From 20b73c374d7cac8311edb130d662b61a7a3b6512 Mon Sep 17 00:00:00 2001
From: Raymond Hettinger <raymond.hettinger@gmail.com>
Date: Tue, 20 Apr 2021 20:23:37 -0700
Subject: [PATCH 2/6] Fix decimal and docs as well

---
 Doc/library/stdtypes.rst    | 9 ++++-----
 Lib/_pydecimal.py           | 2 +-
 Modules/_decimal/_decimal.c | 3 +--
 3 files changed, 6 insertions(+), 8 deletions(-)
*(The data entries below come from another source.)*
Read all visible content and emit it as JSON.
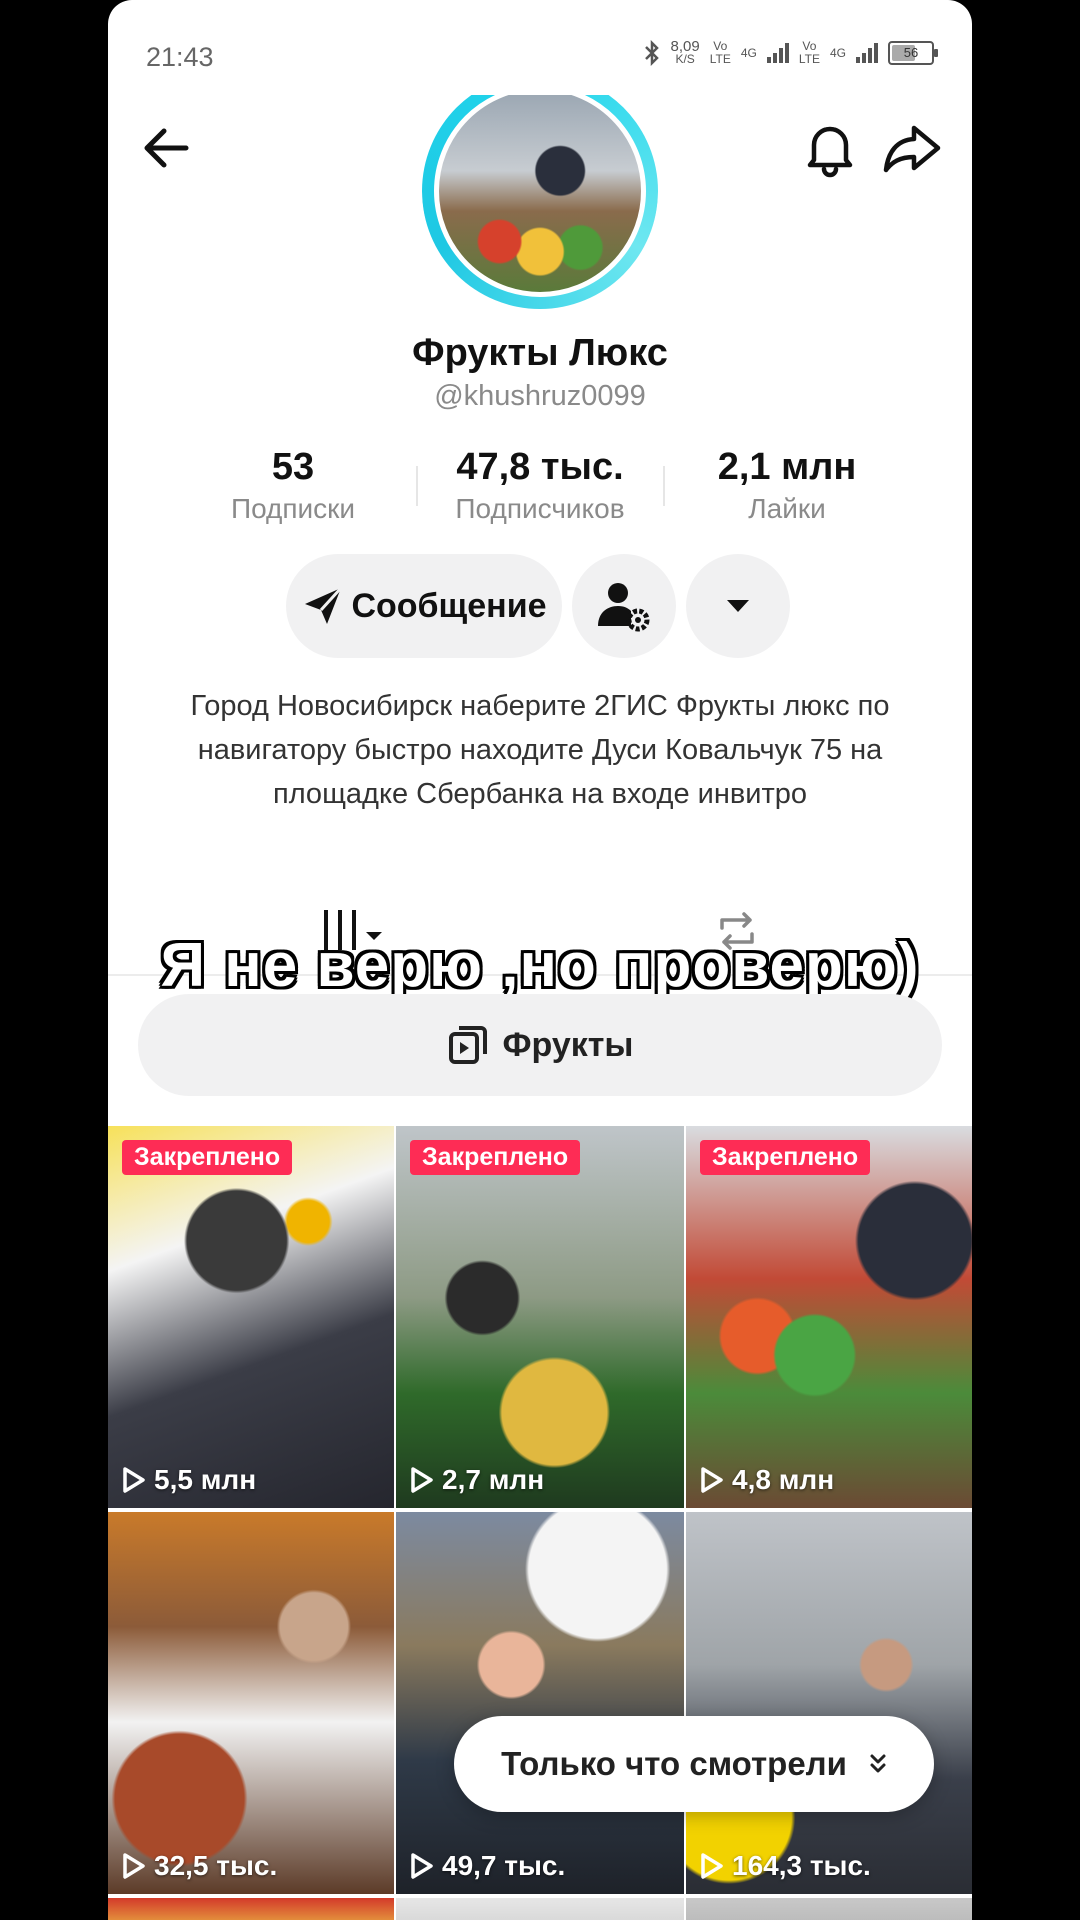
{
  "status_bar": {
    "time": "21:43",
    "net_speed": "8,09",
    "net_unit": "K/S",
    "sim1_top": "Vo",
    "sim1_bottom": "LTE",
    "sim1_gen": "4G",
    "sim2_top": "Vo",
    "sim2_bottom": "LTE",
    "sim2_gen": "4G",
    "battery": "56"
  },
  "profile": {
    "display_name": "Фрукты Люкс",
    "username": "@khushruz0099"
  },
  "stats": [
    {
      "value": "53",
      "label": "Подписки"
    },
    {
      "value": "47,8 тыс.",
      "label": "Подписчиков"
    },
    {
      "value": "2,1 млн",
      "label": "Лайки"
    }
  ],
  "actions": {
    "message_label": "Сообщение"
  },
  "bio": "Город Новосибирск наберите 2ГИС Фрукты люкс  по навигатору быстро находите Дуси Ковальчук 75 на площадке Сбербанка на входе инвитро",
  "overlay_caption": "Я не верю ,но проверю)",
  "playlist": {
    "label": "Фрукты"
  },
  "videos": [
    {
      "pinned": "Закреплено",
      "views": "5,5 млн"
    },
    {
      "pinned": "Закреплено",
      "views": "2,7 млн"
    },
    {
      "pinned": "Закреплено",
      "views": "4,8 млн"
    },
    {
      "pinned": "",
      "views": "32,5 тыс."
    },
    {
      "pinned": "",
      "views": "49,7 тыс."
    },
    {
      "pinned": "",
      "views": "164,3 тыс."
    }
  ],
  "recently_watched": {
    "label": "Только что смотрели"
  },
  "colors": {
    "accent_pink": "#fe2c55",
    "avatar_ring": "#20d5ec"
  }
}
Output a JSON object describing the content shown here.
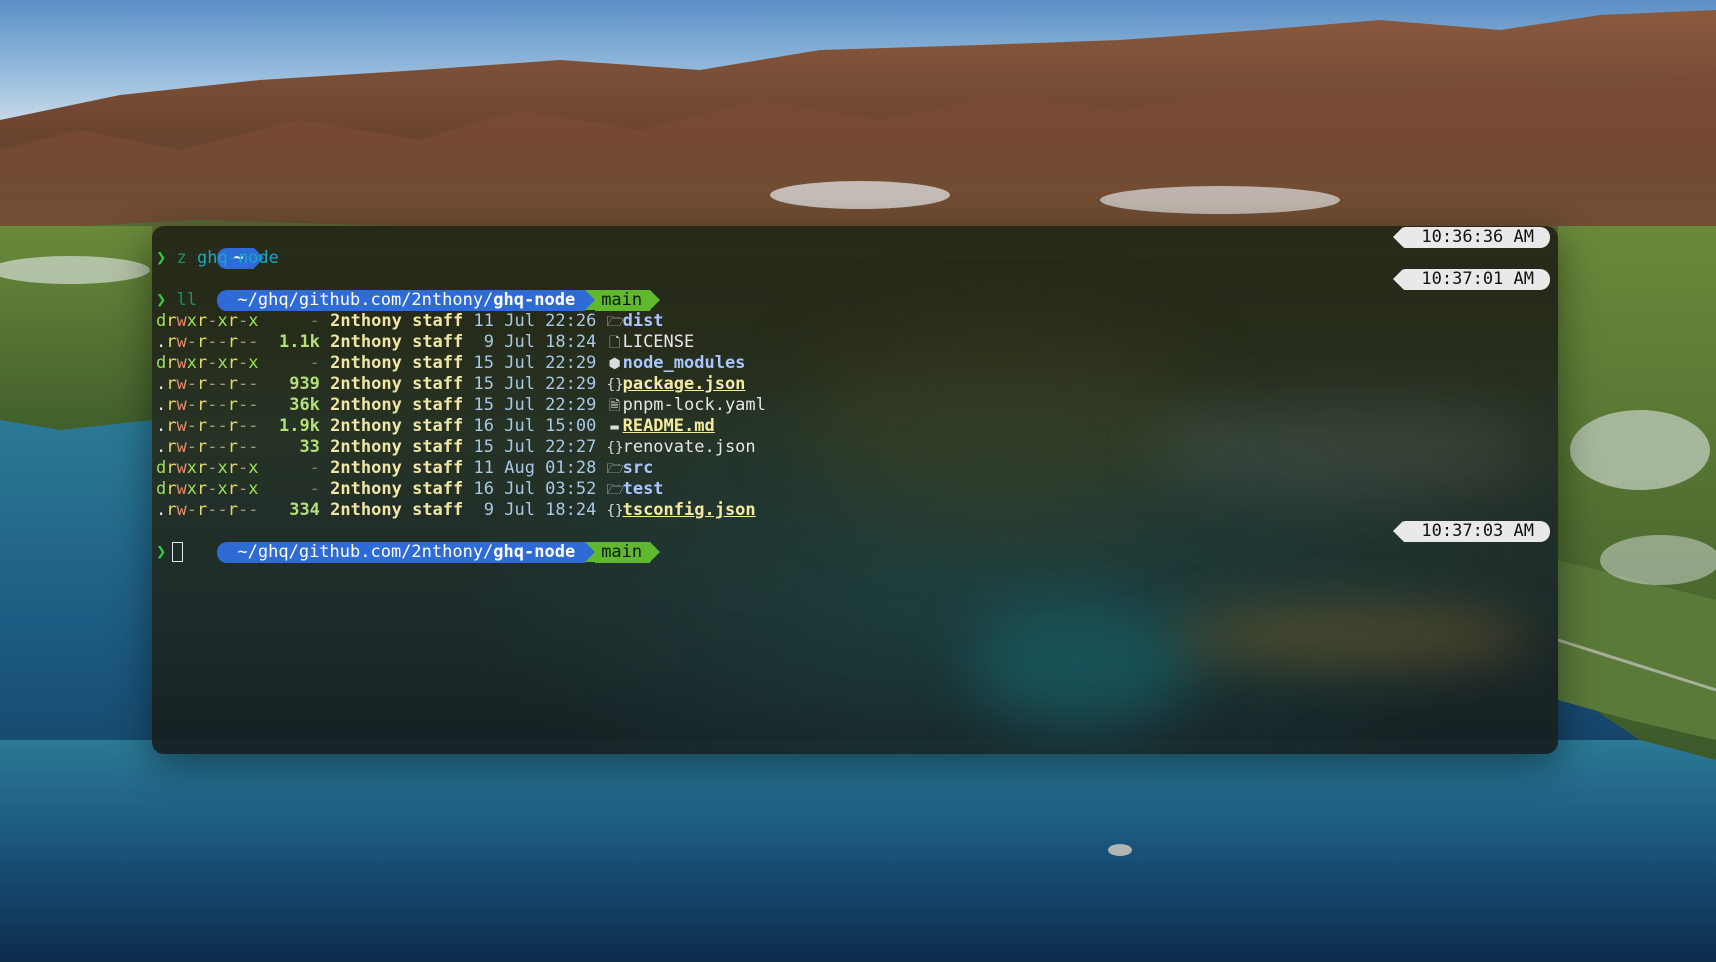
{
  "terminal": {
    "first_prompt": {
      "dir": "~"
    },
    "commands": [
      {
        "prompt_symbol": "❯",
        "text_z": "z",
        "text_arg": "ghq-node",
        "time": "10:36:36 AM"
      },
      {
        "prompt_symbol": "❯",
        "text": "ll",
        "time": "10:37:01 AM"
      }
    ],
    "prompt_path": {
      "prefix": "~/ghq/github.com/2nthony/",
      "dir": "ghq-node",
      "branch": "main"
    },
    "listing": [
      {
        "perm": "drwxr-xr-x",
        "size": "-",
        "user": "2nthony",
        "group": "staff",
        "day": "11",
        "month": "Jul",
        "time": "22:26",
        "icon": "folder-icon",
        "name": "dist",
        "kind": "dir"
      },
      {
        "perm": ".rw-r--r--",
        "size": "1.1k",
        "user": "2nthony",
        "group": "staff",
        "day": "9",
        "month": "Jul",
        "time": "18:24",
        "icon": "file-icon",
        "name": "LICENSE",
        "kind": "file"
      },
      {
        "perm": "drwxr-xr-x",
        "size": "-",
        "user": "2nthony",
        "group": "staff",
        "day": "15",
        "month": "Jul",
        "time": "22:29",
        "icon": "node-icon",
        "name": "node_modules",
        "kind": "dir"
      },
      {
        "perm": ".rw-r--r--",
        "size": "939",
        "user": "2nthony",
        "group": "staff",
        "day": "15",
        "month": "Jul",
        "time": "22:29",
        "icon": "json-icon",
        "name": "package.json",
        "kind": "bold"
      },
      {
        "perm": ".rw-r--r--",
        "size": "36k",
        "user": "2nthony",
        "group": "staff",
        "day": "15",
        "month": "Jul",
        "time": "22:29",
        "icon": "lock-file-icon",
        "name": "pnpm-lock.yaml",
        "kind": "file"
      },
      {
        "perm": ".rw-r--r--",
        "size": "1.9k",
        "user": "2nthony",
        "group": "staff",
        "day": "16",
        "month": "Jul",
        "time": "15:00",
        "icon": "markdown-icon",
        "name": "README.md",
        "kind": "bold"
      },
      {
        "perm": ".rw-r--r--",
        "size": "33",
        "user": "2nthony",
        "group": "staff",
        "day": "15",
        "month": "Jul",
        "time": "22:27",
        "icon": "json-icon",
        "name": "renovate.json",
        "kind": "file"
      },
      {
        "perm": "drwxr-xr-x",
        "size": "-",
        "user": "2nthony",
        "group": "staff",
        "day": "11",
        "month": "Aug",
        "time": "01:28",
        "icon": "folder-icon",
        "name": "src",
        "kind": "dir"
      },
      {
        "perm": "drwxr-xr-x",
        "size": "-",
        "user": "2nthony",
        "group": "staff",
        "day": "16",
        "month": "Jul",
        "time": "03:52",
        "icon": "folder-icon",
        "name": "test",
        "kind": "dir"
      },
      {
        "perm": ".rw-r--r--",
        "size": "334",
        "user": "2nthony",
        "group": "staff",
        "day": "9",
        "month": "Jul",
        "time": "18:24",
        "icon": "json-icon",
        "name": "tsconfig.json",
        "kind": "bold"
      }
    ],
    "final_prompt": {
      "prompt_symbol": "❯",
      "time": "10:37:03 AM"
    }
  },
  "colors": {
    "prompt_blue": "#2f6bd6",
    "branch_green": "#5fb82e",
    "time_pill": "#e9e9e9"
  }
}
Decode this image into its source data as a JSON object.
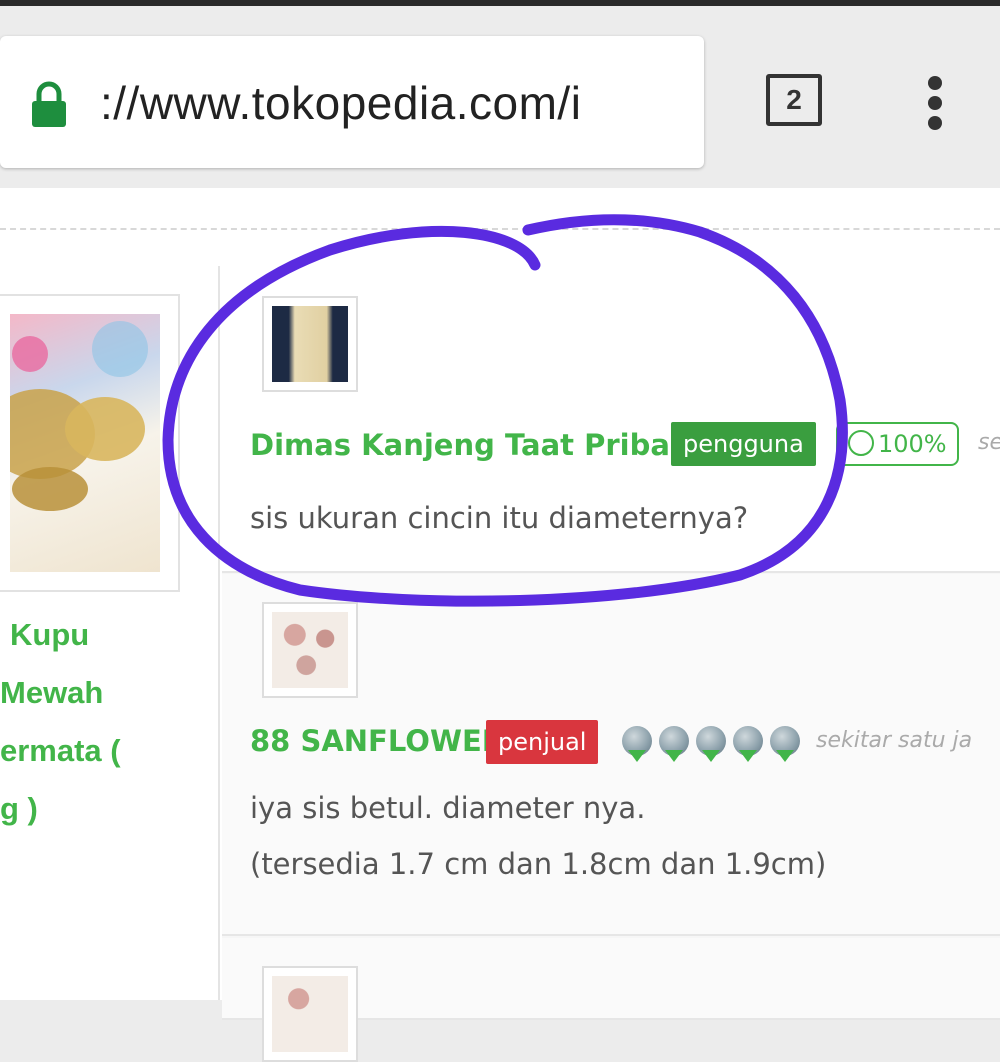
{
  "browser": {
    "url": "://www.tokopedia.com/i",
    "tab_count": "2"
  },
  "product": {
    "name_lines": [
      "Kupu",
      "Mewah",
      "ermata (",
      "g )"
    ]
  },
  "comments": [
    {
      "username": "Dimas Kanjeng Taat Pribadi",
      "role": "pengguna",
      "reputation": "100%",
      "time": "se",
      "message": "sis ukuran cincin itu diameternya?"
    },
    {
      "username": "88 SANFLOWER",
      "role": "penjual",
      "medals": 5,
      "time": "sekitar satu ja",
      "message_lines": [
        "iya sis betul. diameter nya.",
        "(tersedia 1.7 cm dan 1.8cm dan 1.9cm)"
      ]
    }
  ],
  "colors": {
    "brand_green": "#42b549",
    "seller_red": "#d9363e",
    "annotation_purple": "#5a2be0"
  }
}
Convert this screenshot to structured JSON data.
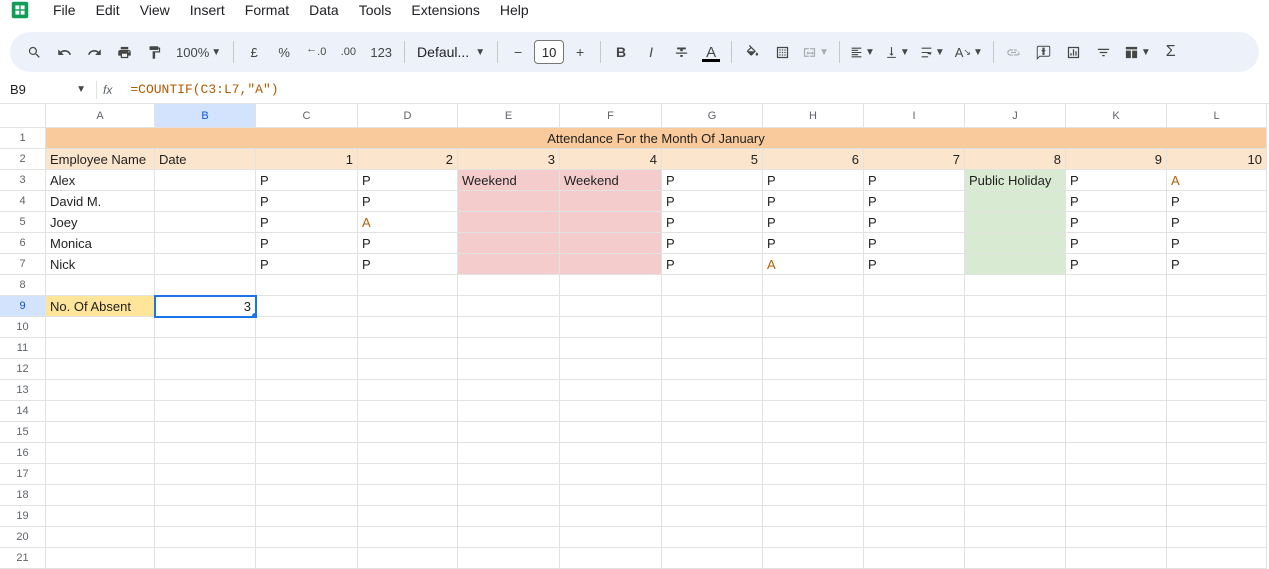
{
  "menu": {
    "items": [
      "File",
      "Edit",
      "View",
      "Insert",
      "Format",
      "Data",
      "Tools",
      "Extensions",
      "Help"
    ]
  },
  "toolbar": {
    "zoom": "100%",
    "currency": "£",
    "percent": "%",
    "dec_dec": ".0",
    "dec_inc": ".00",
    "numformat": "123",
    "font": "Defaul...",
    "fontsize": "10",
    "bold": "B",
    "italic": "I"
  },
  "namebox": "B9",
  "formula": "=COUNTIF(C3:L7,\"A\")",
  "columns": [
    "A",
    "B",
    "C",
    "D",
    "E",
    "F",
    "G",
    "H",
    "I",
    "J",
    "K",
    "L"
  ],
  "rows": [
    "1",
    "2",
    "3",
    "4",
    "5",
    "6",
    "7",
    "8",
    "9",
    "10",
    "11",
    "12",
    "13",
    "14",
    "15",
    "16",
    "17",
    "18",
    "19",
    "20",
    "21"
  ],
  "data": {
    "title": "Attendance For the Month Of January",
    "h_emp": "Employee Name",
    "h_date": "Date",
    "dates": [
      "1",
      "2",
      "3",
      "4",
      "5",
      "6",
      "7",
      "8",
      "9",
      "10"
    ],
    "weekend": "Weekend",
    "holiday": "Public Holiday",
    "employees": [
      {
        "name": "Alex",
        "att": [
          "P",
          "P",
          "",
          "",
          "P",
          "P",
          "P",
          "",
          "P",
          "A"
        ]
      },
      {
        "name": "David M.",
        "att": [
          "P",
          "P",
          "",
          "",
          "P",
          "P",
          "P",
          "",
          "P",
          "P"
        ]
      },
      {
        "name": "Joey",
        "att": [
          "P",
          "A",
          "",
          "",
          "P",
          "P",
          "P",
          "",
          "P",
          "P"
        ]
      },
      {
        "name": "Monica",
        "att": [
          "P",
          "P",
          "",
          "",
          "P",
          "P",
          "P",
          "",
          "P",
          "P"
        ]
      },
      {
        "name": "Nick",
        "att": [
          "P",
          "P",
          "",
          "",
          "P",
          "A",
          "P",
          "",
          "P",
          "P"
        ]
      }
    ],
    "absent_label": "No. Of Absent",
    "absent_count": "3"
  }
}
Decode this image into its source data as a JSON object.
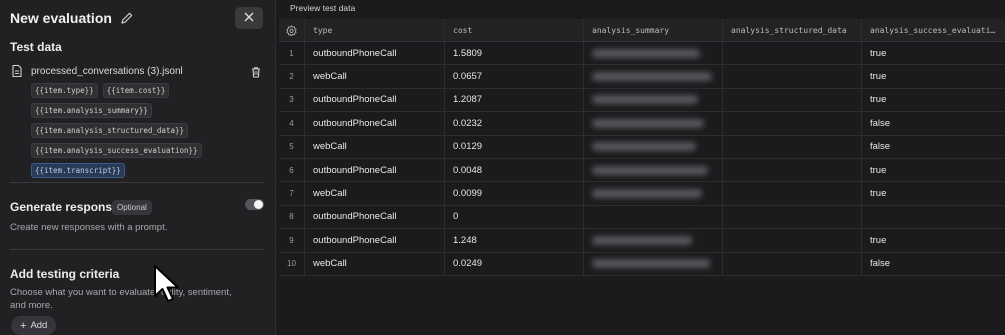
{
  "panel": {
    "title": "New evaluation",
    "test_data_heading": "Test data",
    "file_name": "processed_conversations (3).jsonl",
    "chips": [
      [
        "{{item.type}}",
        "{{item.cost}}"
      ],
      [
        "{{item.analysis_summary}}"
      ],
      [
        "{{item.analysis_structured_data}}"
      ],
      [
        "{{item.analysis_success_evaluation}}"
      ],
      [
        "{{item.transcript}}"
      ]
    ],
    "generate_heading": "Generate responses",
    "optional_badge": "Optional",
    "generate_desc": "Create new responses with a prompt.",
    "criteria_heading": "Add testing criteria",
    "criteria_desc_line1": "Choose what you want to evaluate -",
    "criteria_desc_line1b": "uality, sentiment,",
    "criteria_desc_line2": "and more.",
    "add_label": "Add"
  },
  "preview": {
    "title": "Preview test data",
    "columns": [
      "type",
      "cost",
      "analysis_summary",
      "analysis_structured_data",
      "analysis_success_evaluati…"
    ],
    "rows": [
      {
        "n": "1",
        "type": "outboundPhoneCall",
        "cost": "1.5809",
        "summary_blurred": true,
        "success": "true"
      },
      {
        "n": "2",
        "type": "webCall",
        "cost": "0.0657",
        "summary_blurred": true,
        "success": "true"
      },
      {
        "n": "3",
        "type": "outboundPhoneCall",
        "cost": "1.2087",
        "summary_blurred": true,
        "success": "true"
      },
      {
        "n": "4",
        "type": "outboundPhoneCall",
        "cost": "0.0232",
        "summary_blurred": true,
        "success": "false"
      },
      {
        "n": "5",
        "type": "webCall",
        "cost": "0.0129",
        "summary_blurred": true,
        "success": "false"
      },
      {
        "n": "6",
        "type": "outboundPhoneCall",
        "cost": "0.0048",
        "summary_blurred": true,
        "success": "true"
      },
      {
        "n": "7",
        "type": "webCall",
        "cost": "0.0099",
        "summary_blurred": true,
        "success": "true"
      },
      {
        "n": "8",
        "type": "outboundPhoneCall",
        "cost": "0",
        "summary_blurred": false,
        "success": ""
      },
      {
        "n": "9",
        "type": "outboundPhoneCall",
        "cost": "1.248",
        "summary_blurred": true,
        "success": "true"
      },
      {
        "n": "10",
        "type": "webCall",
        "cost": "0.0249",
        "summary_blurred": true,
        "success": "false"
      }
    ]
  },
  "colors": {
    "panel_bg": "#212123",
    "table_bg": "#1b1b1d",
    "selected_chip": "#2a3a55"
  },
  "icons": {
    "edit": "pencil-icon",
    "close": "close-icon",
    "file": "file-icon",
    "delete": "trash-icon",
    "settings": "gear-icon",
    "cursor": "mouse-pointer-icon"
  }
}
diff --git a/Doc/library/stdtypes.rst b/Doc/library/stdtypes.rst
index 68b60508b73d2f..257d4b5bc0b7b5 100644
--- a/Doc/library/stdtypes.rst
+++ b/Doc/library/stdtypes.rst
@@ -692,10 +692,9 @@ Here are the rules in detail:
   as ``-hash(-x)``.  If the resulting hash is ``-1``, replace it with
   ``-2``.
 
-- The particular values ``sys.hash_info.inf``, ``-sys.hash_info.inf``
-  and ``sys.hash_info.nan`` are used as hash values for positive
-  infinity, negative infinity, or nans (respectively).  (All hashable
-  nans have the same hash value.)
+- The particular values ``sys.hash_info.inf`` and ``-sys.hash_info.inf``
+  are used as hash values for positive
+  infinity or negative infinity (respectively).
 
 - For a :class:`complex` number ``z``, the hash values of the real
   and imaginary parts are combined by computing ``hash(z.real) +
@@ -740,7 +739,7 @@ number, :class:`float`, or :class:`complex`::
        """Compute the hash of a float x."""
 
        if math.isnan(x):
-           return sys.hash_info.nan
+           return id(x)
        elif math.isinf(x):
            return sys.hash_info.inf if x > 0 else -sys.hash_info.inf
        else:
diff --git a/Lib/_pydecimal.py b/Lib/_pydecimal.py
index ab989e5206a9e9..78c02c968dab9b 100644
--- a/Lib/_pydecimal.py
+++ b/Lib/_pydecimal.py
@@ -951,7 +951,7 @@ def __hash__(self):
             if self.is_snan():
                 raise TypeError('Cannot hash a signaling NaN value.')
             elif self.is_nan():
-                return _PyHASH_NAN
+                return id(self)
             else:
                 if self._sign:
                     return -_PyHASH_INF
diff --git a/Modules/_decimal/_decimal.c b/Modules/_decimal/_decimal.c
index 9a4329f494f31b..5c8f7802d65ae4 100644
--- a/Modules/_decimal/_decimal.c
+++ b/Modules/_decimal/_decimal.c
@@ -4536,7 +4536,6 @@ _dec_hash(PyDecObject *v)
     #error "No valid combination of CONFIG_64, CONFIG_32 and _PyHASH_BITS"
 #endif
     const Py_hash_t py_hash_inf = 314159;
-    const Py_hash_t py_hash_nan = 0;
     mpd_uint_t ten_data[1] = {10};
     mpd_t ten = {MPD_POS|MPD_STATIC|MPD_CONST_DATA,
                  0, 2, 1, 1, ten_data};
@@ -4555,7 +4554,7 @@ _dec_hash(PyDecObject *v)
             return -1;
         }
         else if (mpd_isnan(MPD(v))) {
-            return py_hash_nan;
+            return (Py_hash_t) v;
         }
         else {
             return py_hash_inf * mpd_arith_sign(MPD(v));

From 056a4f72859d46f6588d83210f7f9d50f93c56a3 Mon Sep 17 00:00:00 2001
From: Raymond Hettinger <raymond.hettinger@gmail.com>
Date: Tue, 20 Apr 2021 20:46:48 -0700
Subject: [PATCH 3/6] Add casts

---
 Objects/complexobject.c | 4 ++--
 Objects/floatobject.c   | 2 +-
 2 files changed, 3 insertions(+), 3 deletions(-)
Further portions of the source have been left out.